Le soleil se couchait à l'horizon, peignant le ciel de teintes flamboyantes, quand j'ai été convoquée dans les appartements privés de mes parents. À chaque pas, mon cœur battait plus fort, un écho à l'étreinte glaciale de l'angoisse. Depuis des semaines, je sentais planer cette menace, comme un présage dont on ne peut se détourner. Il y avait des regards échangés, des murmures au détour des corridors... et toujours ce poids sur mes épaules, celui d'un avenir que je ne contrôlais pas.

Mon père se tenait debout, les mains derrière le dos, la tête légèrement baissée. Ma mère, assise près de la fenêtre, observait les jardins sans vraiment les voir, le regard plongé dans une contemplation sombre et impénétrable. Leur silence résonnait dans la pièce comme une sentence invisible, suspendue entre eux et moi.

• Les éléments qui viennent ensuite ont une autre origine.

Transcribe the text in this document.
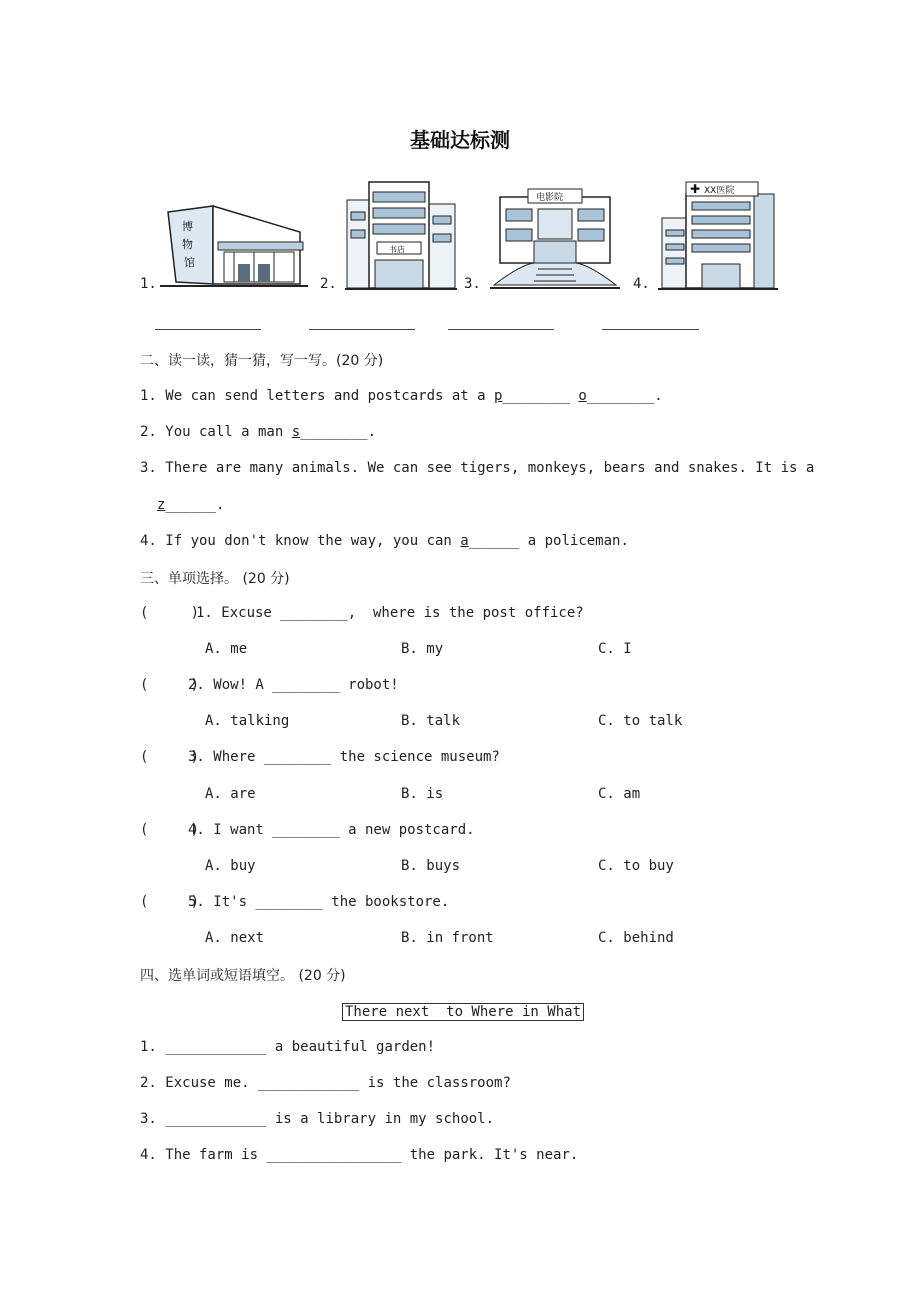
基础达标测
1.	2.	3.	4.
博
物
馆
书店
电影院
✚ XX医院
二、读一读，猜一猜，写一写。(20 分)
1. We can send letters and postcards at a p________ o________.
2. You call a man s________.
3. There are many animals. We can see tigers, monkeys, bears and snakes. It is a
z______.
4. If you don't know the way, you can a______ a policeman.
三、单项选择。 (20 分)
(     )
1. Excuse ________,  where is the post office?
A. me	B. my	C. I
(     )
2. Wow! A ________ robot!
A. talking	B. talk	C. to talk
(     )
3. Where ________ the science museum?
A. are	B. is	C. am
(     )
4. I want ________ a new postcard.
A. buy	B. buys	C. to buy
(     )
5. It's ________ the bookstore.
A. next	B. in front	C. behind
四、选单词或短语填空。 (20 分)
There next  to Where in What
1. ____________ a beautiful garden!
2. Excuse me. ____________ is the classroom?
3. ____________ is a library in my school.
4. The farm is ________________ the park. It's near.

Quand mon père se tourna enfin vers moi, son visage n'exprimait rien, comme figé par les années de règne et de décisions qui exigeaient une fermeté inhumaine. Il m'examina un long moment, cherchant peut-être à voir en moi cette enfant qu'il avait aimée autrefois, avant que les nécessités de l'État n'en fassent une simple pièce sur l'échiquier de la politique. Puis il parla, d'une voix froide et implacable, comme s'il annonçait une sentence :

-Ailee, il est temps que tu choisisses un époux.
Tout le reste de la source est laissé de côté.